Harry Styles Says Those Horny Takes On Watermelon Sugar Have Been Right All Along

The Grammy winner coyly said the song's intended meaning was "not really relevant."

Harry Styles is finally setting the Watermelon Sugar record straight.

The pop superstar offered some brief but explicit insight into the meaning of his 2020 smash while performing in Nashville, Tennessee, last Friday.

“This song is about ... it doesn’t really matter what it’s about,” Harry told the Bridgestone Arena crowd, as seen in video footage of the show. “It’s about, uh, the sweetness of life.”

Moments later, he cheekily added, “It’s also about the female orgasm, but that’s totally different. It’s not really relevant.”

Watermelon Sugar was released last year as the fourth single from Harry’s 2019 album Fine Line.

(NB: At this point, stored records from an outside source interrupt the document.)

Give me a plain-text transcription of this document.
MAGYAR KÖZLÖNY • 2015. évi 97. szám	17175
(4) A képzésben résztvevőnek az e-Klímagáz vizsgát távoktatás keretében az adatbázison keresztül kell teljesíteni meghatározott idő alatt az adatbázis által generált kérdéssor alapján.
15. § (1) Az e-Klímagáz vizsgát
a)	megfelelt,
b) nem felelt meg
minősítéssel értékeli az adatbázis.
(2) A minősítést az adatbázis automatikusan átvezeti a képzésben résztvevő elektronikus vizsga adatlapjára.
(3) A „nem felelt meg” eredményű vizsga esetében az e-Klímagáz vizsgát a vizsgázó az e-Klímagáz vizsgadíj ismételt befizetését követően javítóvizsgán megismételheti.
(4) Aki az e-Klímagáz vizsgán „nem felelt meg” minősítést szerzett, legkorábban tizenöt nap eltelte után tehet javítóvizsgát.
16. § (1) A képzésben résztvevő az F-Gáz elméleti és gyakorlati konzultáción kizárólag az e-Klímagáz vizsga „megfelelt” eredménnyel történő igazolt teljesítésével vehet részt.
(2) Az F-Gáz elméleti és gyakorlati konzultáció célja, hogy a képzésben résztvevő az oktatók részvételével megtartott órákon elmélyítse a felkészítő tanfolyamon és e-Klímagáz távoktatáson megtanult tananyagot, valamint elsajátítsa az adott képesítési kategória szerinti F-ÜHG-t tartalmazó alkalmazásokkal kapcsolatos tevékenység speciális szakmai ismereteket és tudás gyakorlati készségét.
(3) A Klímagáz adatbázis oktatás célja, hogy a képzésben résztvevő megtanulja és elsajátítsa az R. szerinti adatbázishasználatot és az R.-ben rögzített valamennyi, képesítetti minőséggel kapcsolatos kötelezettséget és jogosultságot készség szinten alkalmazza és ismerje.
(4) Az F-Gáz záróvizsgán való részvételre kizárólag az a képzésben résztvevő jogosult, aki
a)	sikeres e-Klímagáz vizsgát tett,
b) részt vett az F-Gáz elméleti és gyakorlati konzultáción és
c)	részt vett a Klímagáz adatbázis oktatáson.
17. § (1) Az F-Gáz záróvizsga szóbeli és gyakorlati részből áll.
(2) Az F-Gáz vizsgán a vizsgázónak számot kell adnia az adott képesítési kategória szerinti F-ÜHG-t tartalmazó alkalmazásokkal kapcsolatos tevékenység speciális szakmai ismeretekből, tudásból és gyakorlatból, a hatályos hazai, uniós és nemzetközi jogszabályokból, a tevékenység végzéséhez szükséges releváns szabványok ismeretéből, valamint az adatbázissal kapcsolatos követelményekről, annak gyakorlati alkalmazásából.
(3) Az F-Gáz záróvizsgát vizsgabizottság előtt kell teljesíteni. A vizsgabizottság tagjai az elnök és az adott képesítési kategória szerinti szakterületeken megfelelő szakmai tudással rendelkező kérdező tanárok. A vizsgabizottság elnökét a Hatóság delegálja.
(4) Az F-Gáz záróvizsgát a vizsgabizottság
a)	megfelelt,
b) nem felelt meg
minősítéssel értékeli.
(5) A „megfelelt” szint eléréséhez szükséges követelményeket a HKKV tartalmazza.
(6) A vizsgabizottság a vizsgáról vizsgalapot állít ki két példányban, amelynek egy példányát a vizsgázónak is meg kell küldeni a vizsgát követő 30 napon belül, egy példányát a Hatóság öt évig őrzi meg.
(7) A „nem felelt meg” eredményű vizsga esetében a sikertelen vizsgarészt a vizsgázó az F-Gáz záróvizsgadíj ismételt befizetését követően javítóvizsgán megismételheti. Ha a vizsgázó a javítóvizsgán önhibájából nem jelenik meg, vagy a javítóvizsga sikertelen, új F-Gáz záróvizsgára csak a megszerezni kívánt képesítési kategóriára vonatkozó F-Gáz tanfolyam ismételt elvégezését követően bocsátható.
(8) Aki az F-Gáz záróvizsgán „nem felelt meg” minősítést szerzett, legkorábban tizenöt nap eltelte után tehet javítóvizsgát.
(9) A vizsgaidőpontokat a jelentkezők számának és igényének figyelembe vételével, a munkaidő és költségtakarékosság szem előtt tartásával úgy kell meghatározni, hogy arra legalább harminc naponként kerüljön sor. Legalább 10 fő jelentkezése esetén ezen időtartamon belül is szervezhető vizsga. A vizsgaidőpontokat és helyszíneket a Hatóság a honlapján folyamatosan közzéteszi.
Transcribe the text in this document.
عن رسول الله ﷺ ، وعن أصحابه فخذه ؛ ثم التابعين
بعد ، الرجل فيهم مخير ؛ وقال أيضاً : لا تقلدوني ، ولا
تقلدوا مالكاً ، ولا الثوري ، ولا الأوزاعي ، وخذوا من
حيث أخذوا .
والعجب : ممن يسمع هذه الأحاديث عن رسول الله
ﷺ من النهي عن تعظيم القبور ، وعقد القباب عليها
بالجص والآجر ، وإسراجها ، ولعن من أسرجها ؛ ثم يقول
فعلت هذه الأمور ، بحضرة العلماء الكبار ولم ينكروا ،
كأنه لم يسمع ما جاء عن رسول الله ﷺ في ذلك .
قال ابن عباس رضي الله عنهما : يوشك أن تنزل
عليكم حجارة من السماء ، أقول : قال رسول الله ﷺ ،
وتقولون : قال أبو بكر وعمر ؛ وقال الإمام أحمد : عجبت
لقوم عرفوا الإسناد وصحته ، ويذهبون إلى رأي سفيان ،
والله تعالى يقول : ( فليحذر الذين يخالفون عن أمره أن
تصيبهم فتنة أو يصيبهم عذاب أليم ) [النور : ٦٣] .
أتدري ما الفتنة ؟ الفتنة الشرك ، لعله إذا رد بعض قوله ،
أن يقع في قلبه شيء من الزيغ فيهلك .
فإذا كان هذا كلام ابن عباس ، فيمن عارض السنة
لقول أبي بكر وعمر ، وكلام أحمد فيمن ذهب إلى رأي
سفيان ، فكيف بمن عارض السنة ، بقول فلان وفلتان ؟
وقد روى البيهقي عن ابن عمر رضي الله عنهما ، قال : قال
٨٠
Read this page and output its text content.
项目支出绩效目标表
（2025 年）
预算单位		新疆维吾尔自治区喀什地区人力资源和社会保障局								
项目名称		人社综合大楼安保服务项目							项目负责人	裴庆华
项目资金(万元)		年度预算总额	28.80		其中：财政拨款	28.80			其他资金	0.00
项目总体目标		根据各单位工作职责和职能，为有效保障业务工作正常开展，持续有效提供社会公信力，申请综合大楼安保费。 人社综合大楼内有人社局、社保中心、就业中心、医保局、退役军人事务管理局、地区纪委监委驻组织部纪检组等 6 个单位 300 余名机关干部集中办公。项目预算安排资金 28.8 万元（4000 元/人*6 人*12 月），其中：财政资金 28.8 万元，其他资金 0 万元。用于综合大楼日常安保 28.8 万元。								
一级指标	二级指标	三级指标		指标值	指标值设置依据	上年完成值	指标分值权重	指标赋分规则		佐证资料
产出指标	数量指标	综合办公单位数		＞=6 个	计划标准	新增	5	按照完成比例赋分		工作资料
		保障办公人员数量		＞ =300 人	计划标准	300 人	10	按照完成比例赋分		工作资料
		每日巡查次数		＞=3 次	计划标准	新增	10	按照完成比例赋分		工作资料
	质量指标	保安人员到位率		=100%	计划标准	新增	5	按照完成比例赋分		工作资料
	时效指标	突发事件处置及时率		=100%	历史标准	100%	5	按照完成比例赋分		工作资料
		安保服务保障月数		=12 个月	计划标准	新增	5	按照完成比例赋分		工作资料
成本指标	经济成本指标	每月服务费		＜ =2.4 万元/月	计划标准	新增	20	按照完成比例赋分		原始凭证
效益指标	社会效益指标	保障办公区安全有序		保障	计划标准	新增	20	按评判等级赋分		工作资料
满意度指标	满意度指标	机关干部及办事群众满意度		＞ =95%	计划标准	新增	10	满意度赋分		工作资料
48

The song’s title alludes to Richard Brautigan’s 1968 post-apocalyptic novel, In Watermelon Sugar, a copy of which the singer has said was displayed on a table in the studio during the Fine Line recording sessions. The accompanying music video (above) showed the singer nibbling on watermelon slices at a beachside picnic with a comely entourage.

Fans and critics, however, have taken it upon themselves to offer up provocative interpretations of the lyrics, which include lines like: “I want your belly, and that summer feeling,” and “I just wanna taste it, watermelon sugar high.”

Actor Katherine Heigl, however, had a more literal take, revealing last year that she thought the song was simply “about watermelons and sugar.”

Harry, who is dating actor and director Olivia Wilde, has previously shrugged off the speculation around the playful innuendo.

When Apple Music’s Zane Lowe pressed him on whether the song was about “the joys of mutually appreciated oral pleasure” in 2019, he replied, “Is that what it’s about? I don’t know.”